PLANS for a new multi-million pound shopping centre in Worcester can today be revealed - creating around 500 new jobs.

Your Worcester News can reveal a major developer wants to build a retail park dubbed a 'mini Cribbs Causeway' on acres of green fields off Newtown Road.

Although the shops are being kept a closely guarded secret, we understand talks are already well advanced with John Lewis about becoming a main focus for it, and that negotiations have included the likes of Next, Marks & Spencer, B&Q, Morrisons and Sainsbury's.

The park is likely to span 500,000 sq ft and come with around 1,100 parking spaces, creating a significant new shopping destination.

Although the retailer says it will not comment on speculation, John Lewis is believed to be interested in opening a 'House' store on the site, which specialises in furnishings for property.

The land in question is known as Worcester Woods, which the city council has wanted to see developed since the 1990s.

The 11 hectares of greenery is owned by Spetchley Estates, and back in 2005 outline planning permission was granted for a business park on the land.

The development never came to fruition but the site is still considered ideal for investment and is in the South Worcestershire Development Plan (SWDP) for some kind of commercial use.
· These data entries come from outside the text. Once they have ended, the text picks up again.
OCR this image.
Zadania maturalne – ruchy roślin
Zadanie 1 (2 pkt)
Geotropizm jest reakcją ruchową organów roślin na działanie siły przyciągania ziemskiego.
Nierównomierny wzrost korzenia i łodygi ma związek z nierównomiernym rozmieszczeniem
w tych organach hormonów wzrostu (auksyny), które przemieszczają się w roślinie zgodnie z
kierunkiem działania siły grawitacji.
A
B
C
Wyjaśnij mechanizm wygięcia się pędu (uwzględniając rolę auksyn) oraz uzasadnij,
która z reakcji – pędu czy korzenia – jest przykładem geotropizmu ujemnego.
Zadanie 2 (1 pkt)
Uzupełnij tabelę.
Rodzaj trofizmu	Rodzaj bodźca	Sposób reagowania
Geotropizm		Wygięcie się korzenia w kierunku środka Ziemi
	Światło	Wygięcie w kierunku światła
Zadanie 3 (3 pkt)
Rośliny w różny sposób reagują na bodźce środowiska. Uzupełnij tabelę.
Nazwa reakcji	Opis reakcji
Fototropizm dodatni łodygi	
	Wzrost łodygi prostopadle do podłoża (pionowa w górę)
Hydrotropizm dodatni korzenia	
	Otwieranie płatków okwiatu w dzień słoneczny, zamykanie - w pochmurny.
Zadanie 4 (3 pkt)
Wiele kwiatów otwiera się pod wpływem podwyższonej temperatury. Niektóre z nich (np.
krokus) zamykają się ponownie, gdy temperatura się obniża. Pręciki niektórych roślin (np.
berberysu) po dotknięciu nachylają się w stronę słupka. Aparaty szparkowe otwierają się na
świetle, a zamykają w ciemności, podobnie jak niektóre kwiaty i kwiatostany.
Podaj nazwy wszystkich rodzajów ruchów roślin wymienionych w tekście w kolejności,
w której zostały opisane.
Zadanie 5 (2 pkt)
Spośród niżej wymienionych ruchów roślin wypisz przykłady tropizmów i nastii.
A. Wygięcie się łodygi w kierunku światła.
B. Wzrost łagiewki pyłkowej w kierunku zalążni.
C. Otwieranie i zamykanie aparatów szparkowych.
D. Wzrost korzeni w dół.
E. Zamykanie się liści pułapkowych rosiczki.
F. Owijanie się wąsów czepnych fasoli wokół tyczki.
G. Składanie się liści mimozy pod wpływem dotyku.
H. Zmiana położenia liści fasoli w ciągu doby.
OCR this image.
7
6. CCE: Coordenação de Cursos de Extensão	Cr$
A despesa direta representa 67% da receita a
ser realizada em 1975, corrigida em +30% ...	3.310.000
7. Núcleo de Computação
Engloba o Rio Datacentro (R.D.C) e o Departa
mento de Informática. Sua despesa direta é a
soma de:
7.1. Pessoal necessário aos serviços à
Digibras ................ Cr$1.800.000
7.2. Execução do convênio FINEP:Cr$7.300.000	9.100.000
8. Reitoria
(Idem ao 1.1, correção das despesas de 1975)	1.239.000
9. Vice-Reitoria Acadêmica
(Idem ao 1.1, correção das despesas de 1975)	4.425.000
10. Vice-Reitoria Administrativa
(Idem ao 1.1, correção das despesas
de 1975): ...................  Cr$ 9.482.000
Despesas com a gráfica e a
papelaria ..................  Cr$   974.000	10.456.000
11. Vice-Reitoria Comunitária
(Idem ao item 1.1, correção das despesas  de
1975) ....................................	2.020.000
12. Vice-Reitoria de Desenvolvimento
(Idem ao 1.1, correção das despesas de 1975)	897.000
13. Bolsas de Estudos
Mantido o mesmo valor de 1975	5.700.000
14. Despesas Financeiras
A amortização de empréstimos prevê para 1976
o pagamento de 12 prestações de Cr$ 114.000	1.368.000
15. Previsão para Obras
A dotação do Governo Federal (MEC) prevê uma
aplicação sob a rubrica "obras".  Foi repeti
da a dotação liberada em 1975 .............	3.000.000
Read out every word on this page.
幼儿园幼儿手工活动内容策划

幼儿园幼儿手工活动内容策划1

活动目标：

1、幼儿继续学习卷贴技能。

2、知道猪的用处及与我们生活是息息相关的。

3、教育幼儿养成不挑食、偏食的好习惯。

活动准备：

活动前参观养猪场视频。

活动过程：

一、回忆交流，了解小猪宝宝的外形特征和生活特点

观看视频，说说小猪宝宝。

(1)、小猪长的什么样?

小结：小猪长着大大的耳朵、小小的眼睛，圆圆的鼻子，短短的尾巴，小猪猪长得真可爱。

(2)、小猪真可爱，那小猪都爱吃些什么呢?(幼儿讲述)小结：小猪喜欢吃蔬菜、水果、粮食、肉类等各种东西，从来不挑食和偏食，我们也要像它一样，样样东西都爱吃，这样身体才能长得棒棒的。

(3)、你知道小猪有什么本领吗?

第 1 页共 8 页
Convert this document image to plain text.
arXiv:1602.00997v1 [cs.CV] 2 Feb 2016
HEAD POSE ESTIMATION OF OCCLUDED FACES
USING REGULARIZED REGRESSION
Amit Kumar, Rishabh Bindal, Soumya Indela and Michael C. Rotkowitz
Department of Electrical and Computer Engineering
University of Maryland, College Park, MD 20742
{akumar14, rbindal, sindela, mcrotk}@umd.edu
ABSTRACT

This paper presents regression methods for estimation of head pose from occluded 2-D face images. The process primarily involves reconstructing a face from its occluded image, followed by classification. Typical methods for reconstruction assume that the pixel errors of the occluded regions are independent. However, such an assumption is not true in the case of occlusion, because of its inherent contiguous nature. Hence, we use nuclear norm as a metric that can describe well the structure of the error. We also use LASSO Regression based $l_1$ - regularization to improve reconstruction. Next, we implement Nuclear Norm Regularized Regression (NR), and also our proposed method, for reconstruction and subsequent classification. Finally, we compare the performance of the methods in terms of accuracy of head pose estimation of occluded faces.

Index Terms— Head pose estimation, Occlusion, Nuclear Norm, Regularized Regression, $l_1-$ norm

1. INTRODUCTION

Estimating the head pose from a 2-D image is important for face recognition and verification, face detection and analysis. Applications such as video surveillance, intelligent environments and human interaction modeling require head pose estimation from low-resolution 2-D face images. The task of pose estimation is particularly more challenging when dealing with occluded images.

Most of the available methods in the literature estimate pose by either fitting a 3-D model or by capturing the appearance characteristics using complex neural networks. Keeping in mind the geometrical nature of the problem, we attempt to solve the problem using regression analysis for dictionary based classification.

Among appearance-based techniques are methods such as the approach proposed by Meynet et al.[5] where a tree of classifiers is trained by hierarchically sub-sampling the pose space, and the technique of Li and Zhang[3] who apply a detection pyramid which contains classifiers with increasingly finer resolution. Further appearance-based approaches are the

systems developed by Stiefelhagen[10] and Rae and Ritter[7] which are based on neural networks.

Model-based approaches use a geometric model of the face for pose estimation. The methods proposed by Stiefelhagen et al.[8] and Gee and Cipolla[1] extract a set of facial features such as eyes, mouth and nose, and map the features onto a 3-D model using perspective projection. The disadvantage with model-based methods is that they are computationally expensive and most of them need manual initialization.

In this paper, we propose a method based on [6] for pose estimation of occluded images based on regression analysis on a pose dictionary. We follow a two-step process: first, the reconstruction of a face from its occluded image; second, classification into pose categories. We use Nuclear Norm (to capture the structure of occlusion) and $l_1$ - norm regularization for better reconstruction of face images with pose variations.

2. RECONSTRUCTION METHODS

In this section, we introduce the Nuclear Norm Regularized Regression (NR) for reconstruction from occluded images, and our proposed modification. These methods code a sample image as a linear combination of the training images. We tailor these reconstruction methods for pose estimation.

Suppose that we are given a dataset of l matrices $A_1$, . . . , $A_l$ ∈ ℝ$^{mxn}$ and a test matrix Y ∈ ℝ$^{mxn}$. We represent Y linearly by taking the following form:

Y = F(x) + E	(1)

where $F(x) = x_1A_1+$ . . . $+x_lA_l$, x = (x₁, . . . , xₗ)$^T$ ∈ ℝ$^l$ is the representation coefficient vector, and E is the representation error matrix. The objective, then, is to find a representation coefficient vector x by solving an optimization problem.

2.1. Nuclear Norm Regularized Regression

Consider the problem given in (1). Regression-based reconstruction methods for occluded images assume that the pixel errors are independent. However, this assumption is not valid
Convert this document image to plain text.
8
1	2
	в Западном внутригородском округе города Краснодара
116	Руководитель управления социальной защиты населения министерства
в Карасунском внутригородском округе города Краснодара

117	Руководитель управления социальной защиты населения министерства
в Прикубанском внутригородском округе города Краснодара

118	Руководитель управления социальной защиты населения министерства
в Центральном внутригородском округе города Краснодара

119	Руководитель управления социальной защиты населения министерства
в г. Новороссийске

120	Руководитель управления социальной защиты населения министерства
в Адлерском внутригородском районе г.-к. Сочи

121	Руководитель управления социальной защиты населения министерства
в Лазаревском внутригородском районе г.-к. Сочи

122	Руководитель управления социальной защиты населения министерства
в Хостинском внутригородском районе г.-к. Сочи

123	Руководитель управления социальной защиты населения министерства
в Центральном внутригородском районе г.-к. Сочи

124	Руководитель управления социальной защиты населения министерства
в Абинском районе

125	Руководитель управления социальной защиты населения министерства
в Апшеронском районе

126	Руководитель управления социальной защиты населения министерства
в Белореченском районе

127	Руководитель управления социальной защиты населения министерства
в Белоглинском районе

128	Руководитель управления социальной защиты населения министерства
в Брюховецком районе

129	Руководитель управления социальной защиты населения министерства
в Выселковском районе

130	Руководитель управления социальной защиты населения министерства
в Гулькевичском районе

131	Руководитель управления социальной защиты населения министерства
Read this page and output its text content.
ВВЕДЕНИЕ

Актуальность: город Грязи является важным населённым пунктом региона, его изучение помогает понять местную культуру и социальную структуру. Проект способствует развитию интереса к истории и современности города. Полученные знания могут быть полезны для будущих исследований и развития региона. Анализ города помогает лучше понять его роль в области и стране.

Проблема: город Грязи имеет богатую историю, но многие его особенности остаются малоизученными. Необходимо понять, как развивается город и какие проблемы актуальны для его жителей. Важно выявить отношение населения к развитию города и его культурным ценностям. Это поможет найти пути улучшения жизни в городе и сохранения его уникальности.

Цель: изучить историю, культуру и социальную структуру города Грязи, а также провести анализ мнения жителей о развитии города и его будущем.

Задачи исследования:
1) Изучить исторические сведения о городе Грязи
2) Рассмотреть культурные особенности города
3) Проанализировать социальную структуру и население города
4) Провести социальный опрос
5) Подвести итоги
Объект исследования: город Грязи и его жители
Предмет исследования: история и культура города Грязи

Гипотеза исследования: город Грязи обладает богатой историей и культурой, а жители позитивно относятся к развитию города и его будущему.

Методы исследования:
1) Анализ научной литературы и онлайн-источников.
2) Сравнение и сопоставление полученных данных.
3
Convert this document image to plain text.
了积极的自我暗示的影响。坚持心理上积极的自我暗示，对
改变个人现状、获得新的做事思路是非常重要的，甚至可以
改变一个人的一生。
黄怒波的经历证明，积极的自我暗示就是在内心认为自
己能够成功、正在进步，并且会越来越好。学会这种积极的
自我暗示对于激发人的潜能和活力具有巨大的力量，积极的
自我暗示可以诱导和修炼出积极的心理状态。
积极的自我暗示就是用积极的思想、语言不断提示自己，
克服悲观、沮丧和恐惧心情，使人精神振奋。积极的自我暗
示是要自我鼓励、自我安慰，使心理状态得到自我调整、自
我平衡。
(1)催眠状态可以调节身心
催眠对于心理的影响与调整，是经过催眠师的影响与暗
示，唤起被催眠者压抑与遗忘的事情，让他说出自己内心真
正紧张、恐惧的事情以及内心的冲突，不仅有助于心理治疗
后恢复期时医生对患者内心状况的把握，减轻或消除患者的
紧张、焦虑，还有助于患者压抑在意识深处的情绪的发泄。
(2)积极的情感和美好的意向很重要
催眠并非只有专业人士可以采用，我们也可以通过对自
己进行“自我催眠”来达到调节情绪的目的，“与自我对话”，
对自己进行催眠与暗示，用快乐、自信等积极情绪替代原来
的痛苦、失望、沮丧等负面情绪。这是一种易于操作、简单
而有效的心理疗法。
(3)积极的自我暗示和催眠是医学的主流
In recent months a new plan has been hatched, led by Land Securities, the country's biggest developer.

The firm has been touting the site to interested retailers and wants to create a shopping centre offering something different to the city centre.

The city council is also believed to be open minded about it, as long as the retail park focuses on items like home furnishings and does not directly compete with the High Street.

The development would not affect Worcester Woods Country Park, a county council-owned countryside centre which sits just behind the site.

At the moment talks are ongoing with the retailers, with Land Securities aiming to get as many as possible to agree to become a part of it in principle, subject to a planning application being submitted and then approved.

But the proposals are considerably well advanced, and the application for the site is expected to include as least 13 different units led by an anchor store in a 90,000 sq ft shop, according to sources close to the project.

A spokesman for Land Securities said: "Land Securities is assessing the viability of creating a retail scheme that would bring investment and jobs to Worcester, compliment the city’s existing retail offer and make Worcester a more attractive regional retail destination."


SHOPS and community leaders have welcomed the retail park plan - saying they would not be against it as long as it does not harm the High Street.

Land Securities' plan is believed to be based around creating a range of shops that will not compete with the city centre.

Worcester MP Robin Walker said: "The jobs would obviously be great and the investment talked about here is another big positive for the city.

"More big names looking to invest in Worcester is always welcome, it's really exciting.

"But it's vital the shops are the right ones, we must protect the city centre and I believe parking charges must come down."

Councillor Adrian Gregson, city council leader, said: "If you look at everything else that's going on in Worcester like Cathedral Plaza, the cultural quarter, a Waitrose, Sherriff Street, the technology park, the level of investment is very positive and we want to see that continue."

Sources say the shopping centre is becoming an 'open secret' among well-known brands, and that there is some concern about the impact on city centre shops.

James Brown, store manager at DW Sports in the High Street, said: "I've worked in Kidderminster and Dudley but Worcester is different, it's got a lot of coffee shops, branded stores, plenty of affluence.

"My worry would be shops leaving to relocate there, as long as that doesn't happen.

"They need to make sure the city centre stays strong and that it doesn't compete.

"Business is good here and I believe that's because of the city centre."

Under planning guidelines, the Government has told councils not to differentiate between office jobs and retail based employment.

But key to any approval would be how it would impact upon the city centre, and what plans are in place to deal with congestion.

All of the retailers understood to be in talks over the site have refused to confirm their interest publicly, although some have gone further than others.

A spokesman for Sainsbury's said: "Worcester is a city we’ve been interested in expanding our presence in for some time.

"We have explored a number of options though have yet to confirm any particular site."

A spokesman for John Lewis said it would not comment on "market speculation".

Land Securities says a timescale for the planning application is dependent upon signing up retailers, and that it could be submitted before the end of the year.